– Борис Тимофеевич, в какой момент у вас возник импульс к литературному творчеству, ведь немалую часть жизни вы посвятили музыке? Труден ли выбор между музыкой и литературой?
– Уже года в четыре я хотел сочинять, говорил: буду композитором. Однако музыка имеет под собой прочную литературную основу. Ведь язык, по Гумбольдту, главнейшая деятельность человеческого духа, лежащая в основе любой другой деятельности. Играя на скрипке, я всегда произносил про себя некий текст. Причем текст был не поэтический, это была проза. Для окружающих было странно, как это после пятнадцати лет беспробудной музыки я стал вдруг заниматься литературой. Для меня же не было ничего более естественного, чем переход от музыки к литературе. Я долго писал стихи, пока не почувствовал: основное мое дело – проза. Еще в юности я обнаружил в себе некий «повествовательный ген». С тех пор многое ушло, а этот ген не разрушился.
– А как занятия музыкой повлияли на литературное творчество?

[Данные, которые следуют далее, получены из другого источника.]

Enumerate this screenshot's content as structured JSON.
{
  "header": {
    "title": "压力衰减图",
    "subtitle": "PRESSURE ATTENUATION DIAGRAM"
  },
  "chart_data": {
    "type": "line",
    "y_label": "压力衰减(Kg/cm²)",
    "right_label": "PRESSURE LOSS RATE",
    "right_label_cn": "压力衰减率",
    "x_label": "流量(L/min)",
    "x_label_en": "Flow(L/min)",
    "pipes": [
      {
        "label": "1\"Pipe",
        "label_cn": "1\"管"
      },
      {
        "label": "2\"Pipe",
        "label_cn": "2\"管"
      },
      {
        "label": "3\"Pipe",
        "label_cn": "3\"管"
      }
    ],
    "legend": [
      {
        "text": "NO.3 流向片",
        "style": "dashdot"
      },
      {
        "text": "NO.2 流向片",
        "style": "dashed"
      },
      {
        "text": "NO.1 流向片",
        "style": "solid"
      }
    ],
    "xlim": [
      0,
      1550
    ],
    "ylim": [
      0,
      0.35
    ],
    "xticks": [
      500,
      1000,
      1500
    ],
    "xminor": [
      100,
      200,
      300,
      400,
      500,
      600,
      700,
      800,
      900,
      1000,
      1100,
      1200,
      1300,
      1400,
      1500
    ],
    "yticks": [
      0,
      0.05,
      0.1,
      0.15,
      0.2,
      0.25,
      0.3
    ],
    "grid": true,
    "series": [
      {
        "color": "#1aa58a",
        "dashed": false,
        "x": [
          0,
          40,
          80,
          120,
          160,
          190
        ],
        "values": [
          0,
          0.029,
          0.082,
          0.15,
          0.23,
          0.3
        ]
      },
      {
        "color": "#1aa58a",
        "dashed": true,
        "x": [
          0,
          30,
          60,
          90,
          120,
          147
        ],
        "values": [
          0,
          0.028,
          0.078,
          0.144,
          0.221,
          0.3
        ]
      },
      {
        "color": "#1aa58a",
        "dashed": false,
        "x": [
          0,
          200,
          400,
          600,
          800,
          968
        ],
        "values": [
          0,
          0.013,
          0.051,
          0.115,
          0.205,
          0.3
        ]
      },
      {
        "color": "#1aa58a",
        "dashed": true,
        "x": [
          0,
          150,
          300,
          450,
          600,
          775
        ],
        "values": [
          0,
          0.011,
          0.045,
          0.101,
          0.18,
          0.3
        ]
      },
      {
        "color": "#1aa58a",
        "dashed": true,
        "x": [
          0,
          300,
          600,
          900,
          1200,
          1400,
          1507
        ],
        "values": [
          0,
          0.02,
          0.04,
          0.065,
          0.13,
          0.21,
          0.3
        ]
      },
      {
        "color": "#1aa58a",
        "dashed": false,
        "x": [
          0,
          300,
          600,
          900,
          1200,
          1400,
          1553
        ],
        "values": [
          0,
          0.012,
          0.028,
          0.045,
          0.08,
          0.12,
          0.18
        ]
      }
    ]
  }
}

– Музыка не только обновляет эмоции, но и совершенствует мозг. В музыке много сопоставлений, здоровой цитатности, безупречной преемственности. Не все это присутствует в современной литературе. К примеру, в музыке есть такой предмет: «Анализ музыкальных форм». В музыке никто не чурается повседневного, порой изнуряющего труда. Бах написал «Хорошо темперированный клавир», где изумительного ремесла намного больше, чем показного вдохновения. Но, придя в литературу, я сразу услышал: «Учиться – не надо». И: «Мы пишем по наитию. Нам закон не писан»! Все это обыкновенное чванство, ребячливый вздор, да еще и люмпен советского разлива.
– В только что возобновленной Библиотечке «Огонька» вышел ваш рассказ «Живорез». Рассказ – страшный. Как возникла идея этого произведения? И как обычно вы начинаете работу над произведением? Садитесь перед чистым листом или есть заранее сделанные заготовки и четкая схема?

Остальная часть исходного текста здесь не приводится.